Vom Daumenkino, über Sandmalerei, Legetechnik, Trickfilm und anderen klassischen Filmformaten bis hin zu Projektion-Mapping, Animationsfilm oder parametrischen Virtual Reality-Produktionen.
Gliederung des Semesters:
- Im ersten Teil des Kurses besichtigen die Teilnehmer:innen ausgewählte Bauwerke und analysieren architektonische Gesichtspunkte. Sie untersuchen die Geschichte, die Struktur und den Kontext der Bauwerke und entwickeln daraus ein Thema, das im Film umgesetzt werden soll.
- Im zweiten Teil des Kurses setzen die Studierenden ihre Ideen in einen Kurzfilm um. Die Wahl der (technischen) Mittel bleibt den Teilnehmer:innen vollkommen frei. Die Teilnehmer:innen führen die gesamte Produktion des Films eigenständig durch und werden durch die Lehrbeauftragten nach Bedarf künstlerisch, inhaltlich und technisch beraten.
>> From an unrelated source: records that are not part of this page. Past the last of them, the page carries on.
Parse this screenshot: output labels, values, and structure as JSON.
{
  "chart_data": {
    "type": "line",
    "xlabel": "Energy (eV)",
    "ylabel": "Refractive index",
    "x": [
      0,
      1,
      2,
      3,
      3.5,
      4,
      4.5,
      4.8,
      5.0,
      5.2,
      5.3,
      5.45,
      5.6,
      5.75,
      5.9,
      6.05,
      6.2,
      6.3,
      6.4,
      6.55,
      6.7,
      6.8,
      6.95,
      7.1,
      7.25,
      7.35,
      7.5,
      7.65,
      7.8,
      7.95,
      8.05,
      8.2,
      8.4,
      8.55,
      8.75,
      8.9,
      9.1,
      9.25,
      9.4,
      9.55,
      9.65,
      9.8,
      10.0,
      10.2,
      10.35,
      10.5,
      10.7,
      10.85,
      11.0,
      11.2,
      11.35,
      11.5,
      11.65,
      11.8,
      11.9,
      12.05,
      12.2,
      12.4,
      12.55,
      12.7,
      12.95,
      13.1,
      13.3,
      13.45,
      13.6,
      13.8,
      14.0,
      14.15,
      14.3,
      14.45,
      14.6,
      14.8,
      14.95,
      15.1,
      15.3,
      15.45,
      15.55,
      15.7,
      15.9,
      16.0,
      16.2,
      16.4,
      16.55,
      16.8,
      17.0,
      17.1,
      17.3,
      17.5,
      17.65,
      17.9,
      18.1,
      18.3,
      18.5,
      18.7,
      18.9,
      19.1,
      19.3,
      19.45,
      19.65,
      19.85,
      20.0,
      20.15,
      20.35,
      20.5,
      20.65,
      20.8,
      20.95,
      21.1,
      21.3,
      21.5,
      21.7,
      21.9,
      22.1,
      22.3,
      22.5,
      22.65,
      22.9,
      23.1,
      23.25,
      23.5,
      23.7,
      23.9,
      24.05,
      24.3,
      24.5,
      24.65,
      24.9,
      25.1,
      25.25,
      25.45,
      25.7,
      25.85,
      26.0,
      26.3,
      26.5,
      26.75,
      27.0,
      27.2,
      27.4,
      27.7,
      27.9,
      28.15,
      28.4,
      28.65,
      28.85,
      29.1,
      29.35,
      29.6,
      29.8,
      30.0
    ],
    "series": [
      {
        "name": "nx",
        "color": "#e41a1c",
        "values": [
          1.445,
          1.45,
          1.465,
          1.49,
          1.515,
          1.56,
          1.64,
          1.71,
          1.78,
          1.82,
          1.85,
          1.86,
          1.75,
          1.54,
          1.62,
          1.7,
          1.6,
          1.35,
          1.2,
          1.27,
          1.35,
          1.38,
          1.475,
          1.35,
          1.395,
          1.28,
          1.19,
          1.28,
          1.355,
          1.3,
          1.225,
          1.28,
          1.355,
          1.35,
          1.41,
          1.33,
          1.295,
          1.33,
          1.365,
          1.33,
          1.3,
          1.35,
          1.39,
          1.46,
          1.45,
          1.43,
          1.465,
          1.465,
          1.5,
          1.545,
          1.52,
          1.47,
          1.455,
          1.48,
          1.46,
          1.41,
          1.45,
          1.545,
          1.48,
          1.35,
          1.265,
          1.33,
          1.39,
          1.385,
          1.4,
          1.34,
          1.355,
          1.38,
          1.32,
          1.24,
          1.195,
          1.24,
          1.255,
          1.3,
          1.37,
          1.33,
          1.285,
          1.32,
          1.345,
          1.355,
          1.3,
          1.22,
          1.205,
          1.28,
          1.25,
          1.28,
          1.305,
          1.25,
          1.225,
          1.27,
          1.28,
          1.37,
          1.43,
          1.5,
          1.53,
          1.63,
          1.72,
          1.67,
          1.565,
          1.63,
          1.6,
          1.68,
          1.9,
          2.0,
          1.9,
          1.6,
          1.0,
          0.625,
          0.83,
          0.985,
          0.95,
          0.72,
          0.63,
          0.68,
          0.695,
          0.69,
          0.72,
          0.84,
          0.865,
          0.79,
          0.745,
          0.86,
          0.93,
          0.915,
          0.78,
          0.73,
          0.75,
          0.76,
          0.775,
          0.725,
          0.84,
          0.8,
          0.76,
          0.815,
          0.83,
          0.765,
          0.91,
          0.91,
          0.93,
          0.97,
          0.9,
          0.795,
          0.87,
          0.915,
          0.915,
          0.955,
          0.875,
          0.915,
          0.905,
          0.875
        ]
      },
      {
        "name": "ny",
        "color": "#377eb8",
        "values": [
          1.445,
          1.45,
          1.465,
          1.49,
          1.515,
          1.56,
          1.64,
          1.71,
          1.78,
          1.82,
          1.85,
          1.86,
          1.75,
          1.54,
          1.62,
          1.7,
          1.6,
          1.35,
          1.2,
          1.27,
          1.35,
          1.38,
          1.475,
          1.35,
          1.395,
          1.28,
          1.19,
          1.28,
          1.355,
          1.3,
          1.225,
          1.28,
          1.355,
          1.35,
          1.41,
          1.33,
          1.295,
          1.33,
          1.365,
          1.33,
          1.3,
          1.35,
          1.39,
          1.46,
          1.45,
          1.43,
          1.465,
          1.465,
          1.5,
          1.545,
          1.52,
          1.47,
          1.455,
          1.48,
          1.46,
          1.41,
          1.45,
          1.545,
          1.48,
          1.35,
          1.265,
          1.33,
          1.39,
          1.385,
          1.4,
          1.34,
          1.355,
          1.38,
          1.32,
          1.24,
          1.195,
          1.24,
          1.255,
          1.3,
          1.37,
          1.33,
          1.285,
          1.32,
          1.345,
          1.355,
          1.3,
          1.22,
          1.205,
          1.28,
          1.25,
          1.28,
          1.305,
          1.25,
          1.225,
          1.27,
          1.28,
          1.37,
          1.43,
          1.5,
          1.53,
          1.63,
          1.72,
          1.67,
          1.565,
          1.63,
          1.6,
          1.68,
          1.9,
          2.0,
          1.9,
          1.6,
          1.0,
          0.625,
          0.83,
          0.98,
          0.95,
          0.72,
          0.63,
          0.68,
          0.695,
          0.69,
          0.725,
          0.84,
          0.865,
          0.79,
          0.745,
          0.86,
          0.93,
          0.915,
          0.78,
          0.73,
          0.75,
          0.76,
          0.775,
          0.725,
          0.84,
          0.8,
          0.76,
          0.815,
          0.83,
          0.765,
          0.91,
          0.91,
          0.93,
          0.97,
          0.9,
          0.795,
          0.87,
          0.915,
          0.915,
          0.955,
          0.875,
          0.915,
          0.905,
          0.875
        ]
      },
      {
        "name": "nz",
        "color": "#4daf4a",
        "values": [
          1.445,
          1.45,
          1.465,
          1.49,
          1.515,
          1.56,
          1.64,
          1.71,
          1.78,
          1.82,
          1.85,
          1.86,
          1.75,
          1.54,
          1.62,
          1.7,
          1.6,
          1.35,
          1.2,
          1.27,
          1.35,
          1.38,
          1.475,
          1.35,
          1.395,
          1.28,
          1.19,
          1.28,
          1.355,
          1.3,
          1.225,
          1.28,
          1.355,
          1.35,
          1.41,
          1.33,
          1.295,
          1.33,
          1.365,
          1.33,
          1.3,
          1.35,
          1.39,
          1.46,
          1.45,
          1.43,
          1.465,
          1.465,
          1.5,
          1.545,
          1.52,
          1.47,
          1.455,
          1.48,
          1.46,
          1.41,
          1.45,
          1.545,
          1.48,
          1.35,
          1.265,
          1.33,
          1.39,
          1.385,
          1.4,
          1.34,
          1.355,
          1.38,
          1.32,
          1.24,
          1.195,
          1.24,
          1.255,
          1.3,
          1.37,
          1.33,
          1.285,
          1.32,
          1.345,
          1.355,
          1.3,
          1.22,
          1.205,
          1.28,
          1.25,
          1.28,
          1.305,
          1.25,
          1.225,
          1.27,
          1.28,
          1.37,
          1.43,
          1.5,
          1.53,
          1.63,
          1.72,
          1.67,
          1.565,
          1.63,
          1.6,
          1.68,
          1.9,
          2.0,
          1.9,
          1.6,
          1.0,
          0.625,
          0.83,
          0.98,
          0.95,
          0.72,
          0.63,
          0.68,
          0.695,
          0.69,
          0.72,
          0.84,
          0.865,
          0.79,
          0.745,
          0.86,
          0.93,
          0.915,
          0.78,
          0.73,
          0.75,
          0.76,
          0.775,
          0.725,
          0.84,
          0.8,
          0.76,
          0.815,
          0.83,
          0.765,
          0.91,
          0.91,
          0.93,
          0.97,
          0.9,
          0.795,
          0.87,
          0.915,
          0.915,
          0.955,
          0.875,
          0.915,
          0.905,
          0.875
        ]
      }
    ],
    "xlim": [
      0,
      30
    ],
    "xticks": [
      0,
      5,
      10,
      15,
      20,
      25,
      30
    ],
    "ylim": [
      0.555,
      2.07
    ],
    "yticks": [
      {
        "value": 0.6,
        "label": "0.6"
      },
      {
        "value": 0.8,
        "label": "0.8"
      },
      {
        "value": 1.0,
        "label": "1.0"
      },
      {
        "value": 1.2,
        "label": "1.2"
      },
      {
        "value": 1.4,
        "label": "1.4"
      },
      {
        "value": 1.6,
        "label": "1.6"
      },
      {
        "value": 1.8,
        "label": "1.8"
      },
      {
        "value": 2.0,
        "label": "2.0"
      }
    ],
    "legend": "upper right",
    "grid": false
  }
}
- Während des Semesters führen die Teilnehmer:innen ein Prozesstagebuch, in dem sie ihre Fortschritte dokumentieren und reflektieren. Dabei sollen sie ihre Arbeitsprozesse, Herausforderungen und Lösungsansätze festhalten.
- Die Studierenden haben ein Semester Zeit, um alle Schritte der Produktion eigenständig durchzuführen und den Kurzfilm zu erstellen. Durch diese praktische Erfahrung erweitern sie ihre Fähigkeiten im Bereich der Filmproduktion und Architekturanalyse und stärken ihre künstlerischen Fähigkeiten.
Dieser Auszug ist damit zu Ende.